CI Publish to PyPI coverage

Read the Docs llms.txt Ask DeepWiki

Pydantic v2 pre-commit Ruff Checked with mypy Code style: black security: bandit

Python ≥ 3.9 | async-first | zero mandatory geo dependencies | pydantic-validated responses

import asyncio
from aiohttp import ClientSession
from restgdf import FeatureLayer

async def main():
    async with ClientSession() as session:
        layer = await FeatureLayer.from_url(
            "https://maps1.vcgov.org/arcgis/rest/services/Beaches/MapServer/6",
            session=session,
        )
        print(layer.name, layer.count)
        async for row in layer.stream_rows():
            print(row)
            break

asyncio.run(main())
2.0 release highlights and migration summary (click to expand)

Release highlights

restgdf 2.0.0 includes the following major additions alongside the core typed-model migration described below.
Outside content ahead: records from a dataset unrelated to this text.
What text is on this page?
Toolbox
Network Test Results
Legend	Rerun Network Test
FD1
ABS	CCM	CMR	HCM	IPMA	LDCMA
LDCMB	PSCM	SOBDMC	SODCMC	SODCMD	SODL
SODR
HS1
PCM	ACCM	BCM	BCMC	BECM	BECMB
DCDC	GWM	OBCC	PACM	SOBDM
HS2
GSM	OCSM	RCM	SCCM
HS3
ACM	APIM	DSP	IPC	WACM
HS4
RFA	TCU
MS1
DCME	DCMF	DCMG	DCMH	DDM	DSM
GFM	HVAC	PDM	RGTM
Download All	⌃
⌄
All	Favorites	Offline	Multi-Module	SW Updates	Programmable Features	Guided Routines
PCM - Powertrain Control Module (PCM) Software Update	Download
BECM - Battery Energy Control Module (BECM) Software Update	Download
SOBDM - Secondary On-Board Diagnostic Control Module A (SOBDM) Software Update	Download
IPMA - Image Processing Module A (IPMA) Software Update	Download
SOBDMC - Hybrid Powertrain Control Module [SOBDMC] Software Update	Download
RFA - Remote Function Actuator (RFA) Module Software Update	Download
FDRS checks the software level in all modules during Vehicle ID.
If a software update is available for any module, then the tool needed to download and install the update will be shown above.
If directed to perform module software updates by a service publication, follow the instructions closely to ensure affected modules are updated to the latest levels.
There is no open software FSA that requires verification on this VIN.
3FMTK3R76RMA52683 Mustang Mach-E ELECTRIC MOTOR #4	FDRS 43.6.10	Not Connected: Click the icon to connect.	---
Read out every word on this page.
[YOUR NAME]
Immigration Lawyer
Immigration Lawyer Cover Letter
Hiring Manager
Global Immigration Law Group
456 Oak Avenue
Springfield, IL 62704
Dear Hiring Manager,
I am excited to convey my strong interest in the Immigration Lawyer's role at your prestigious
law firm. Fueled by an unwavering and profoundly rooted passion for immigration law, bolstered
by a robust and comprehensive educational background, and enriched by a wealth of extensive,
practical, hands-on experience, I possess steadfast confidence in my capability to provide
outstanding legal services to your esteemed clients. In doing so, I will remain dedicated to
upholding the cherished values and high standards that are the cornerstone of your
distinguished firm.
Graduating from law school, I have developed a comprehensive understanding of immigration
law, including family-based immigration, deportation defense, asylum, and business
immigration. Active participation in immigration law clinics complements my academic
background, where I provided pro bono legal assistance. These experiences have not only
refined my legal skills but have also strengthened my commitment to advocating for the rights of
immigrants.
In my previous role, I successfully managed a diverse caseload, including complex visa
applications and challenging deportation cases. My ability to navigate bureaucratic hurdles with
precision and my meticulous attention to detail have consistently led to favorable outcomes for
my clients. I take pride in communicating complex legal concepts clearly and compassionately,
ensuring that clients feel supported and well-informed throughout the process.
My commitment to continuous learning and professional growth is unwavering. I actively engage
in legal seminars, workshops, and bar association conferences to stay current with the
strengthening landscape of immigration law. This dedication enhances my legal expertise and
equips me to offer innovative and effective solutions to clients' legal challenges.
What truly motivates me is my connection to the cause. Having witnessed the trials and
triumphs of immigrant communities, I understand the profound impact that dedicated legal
  • Streaming APIs. FeatureLayer.stream_features, stream_feature_batches, and stream_rows expose ArcGIS pagination as async generators with on_truncation="raise" | "ignore" | "split", order="request" | "completion", and max_concurrent_pages knobs, plus an R-61 feature_layer.stream parent span when telemetry is enabled. stream_gdf_chunks is the legacy GeoDataFrame-per-page shape (requires restgdf[geo], completion-order only, no shared knobs). stream_rows works on the base install.
  • Pandas-first output. FeatureLayer.get_df() returns a pandas.DataFrame without requiring the geo extra, sibling to get_gdf().
  • Output adapters. restgdf.adapters.{dict,stream,pandas,geopandas} compose the streaming primitives into tabular shapes.
  • Nested config. restgdf.Config / restgdf.get_config() replace the flat Settings object with eight frozen sub-configs and RESTGDF_<CATEGORY>_<FIELD> env vars. The old flat variables keep working with a DeprecationWarning.
  • Error taxonomy. restgdf.errors exposes RestgdfError, ConfigurationError, OptionalDependencyError, TransportError, RestgdfTimeoutError, RateLimitError, ArcGISServiceError, PaginationError, FieldDoesNotExistError, SchemaValidationError, AuthenticationError, and OutputConversionError — all with URL, status-code, and retry-after context populated where applicable.
  • Optional telemetry. pip install restgdf[telemetry] unlocks RestgdfInstrumentor and trace/span log correlation; see the new tracing recipe and streaming recipe.
  • Header-token default. Tokens now ride the X-Esri-Authorization header by default; set AuthConfig.transport="body" to restore the old behavior.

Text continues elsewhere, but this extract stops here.